The title track follows with a delicate lap steel guitar line and a straight Country ballad style before diving into ‘A Man Needs a Maid’, a beautifully melancholic track featuring solo piano and the orchestral work of the LSO. The lyrics have caused some issues as they leave room for interpretation, hinting at insecurity around diving deeply into relationships and perhaps preferring contractual dynamics yet repeatedly coming back to the intimate question, “when will I see you again?”

Next comes the album’s best known number and the track that would elevate Young to new levels. ‘Heart of Gold’ opens with chugging acoustic guitar strums before being joined by Young’s harmonica in a style that has now come to be immediately identifiable as Neil Young. His only number one hit, he would later describe the track as the one that put him “in the middle of the road” and spurred his later rougher, more edgy sounds as he “headed for the ditch”. The tracks success is testament to the position Young found himself in when creating ‘Harvest’, more settled with fewer interpersonal conflicts and with a renewed sense of creativity, unlike the writer's block he had suffered prior to composing ‘After The Gold Rush’. In this phase his songwriting came to the fore, partly through touring and partly enforced by severe back pain that prevented him from standing playing electric guitar and left him with focused time on piano and acoustic guitar.

This renewed creativity and blossoming songwriting skill is on show on ‘Old Man’, written for the caretaker of Young’s recently purchased California ranch. Reflecting both on shared commonalities and his own developing self-assurance, he spins a narrative that outwardly states that the old man was once young while also implicitly exploring his own maturation. Joined by Taylor and Ronstadt on backing vocals, Taylor also provides a wonderful secondary guitar part on six-string banjo.

Elsewhere, ‘Alabama’ is a less affecting follow up to the themes expressed on ‘After The Gold Rush’s ‘Southern Man’ and a track that Young himself retrospectively distanced himself from, finding the work to lack nuance.
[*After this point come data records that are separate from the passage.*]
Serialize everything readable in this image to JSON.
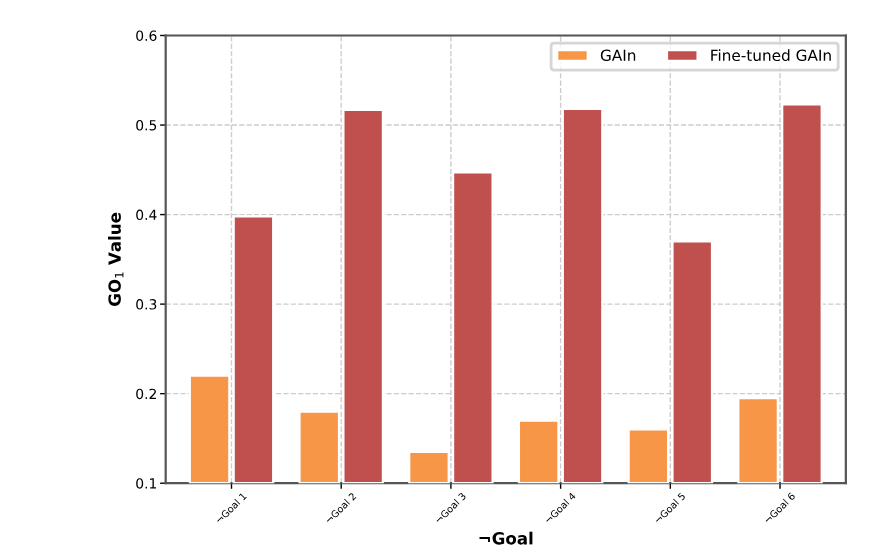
{
  "chart_data": {
    "type": "bar",
    "xlabel": "¬Goal",
    "ylabel": "GO$_{1}$ Value",
    "categories": [
      "¬Goal 1",
      "¬Goal 2",
      "¬Goal 3",
      "¬Goal 4",
      "¬Goal 5",
      "¬Goal 6"
    ],
    "series": [
      {
        "name": "GAIn",
        "color": "#f79646",
        "values": [
          0.22,
          0.18,
          0.135,
          0.17,
          0.16,
          0.195
        ]
      },
      {
        "name": "Fine-tuned GAIn",
        "color": "#c0504d",
        "values": [
          0.398,
          0.517,
          0.447,
          0.518,
          0.37,
          0.523
        ]
      }
    ],
    "ylim": [
      0.1,
      0.6
    ],
    "yticks": [
      0.1,
      0.2,
      0.3,
      0.4,
      0.5,
      0.6
    ],
    "grid": true,
    "legend": "top right"
  }
}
Nestled towards the end comes ‘The Needle and the Damage Done’, a live recording complete with audience applause that features Young solo backed only by his finger-picked acoustic guitar. A plaintive address to the heroin addiction he saw in a number of friends, it is the most unflinching piece on ‘Harvest’.

We previously described ‘After The Gold Rush’ as being Neil Young in transition, “featuring a mix of styles, ‘After The Gold Rush’ shows Young in an unsettled phase, playing out Folk-Rock numbers with members of CSNY, harder rocking tracks like ‘When You Dance I Can Really Love’ with Crazy Horse, and more singular tracks like the title song picked out on solo piano.” That it stemmed from abandoned projects and writer’s block and the way Young captures these tensions in its tracks are part of what make it a classic. On the other hand, ‘Harvest’ came from a fruitful period where Young was able to trial songs on the road, serendipitously find a backing band capable of quickly translating his ideas into fully fledged songs, and where he was finding a sense of ease or stability within his personal relationships. This, in turn, is reflected in the songs which tend to wear a sense of reflective separation and self-realisation.

From here Neil Young would soon stray from Soft Rock, expanding his horizons, working against commercial trends all while writing tracks that would contribute to his growing critical and public acclaim. Likely this stemmed as much from the personal freedom Young displayed on ‘Harvest’ as from the financial freedom it afforded him. Settled, assured and at the height of his hit song writing power, ‘Harvest’ captures Neil Young fully flexing his muscle as a solo artist for the first time.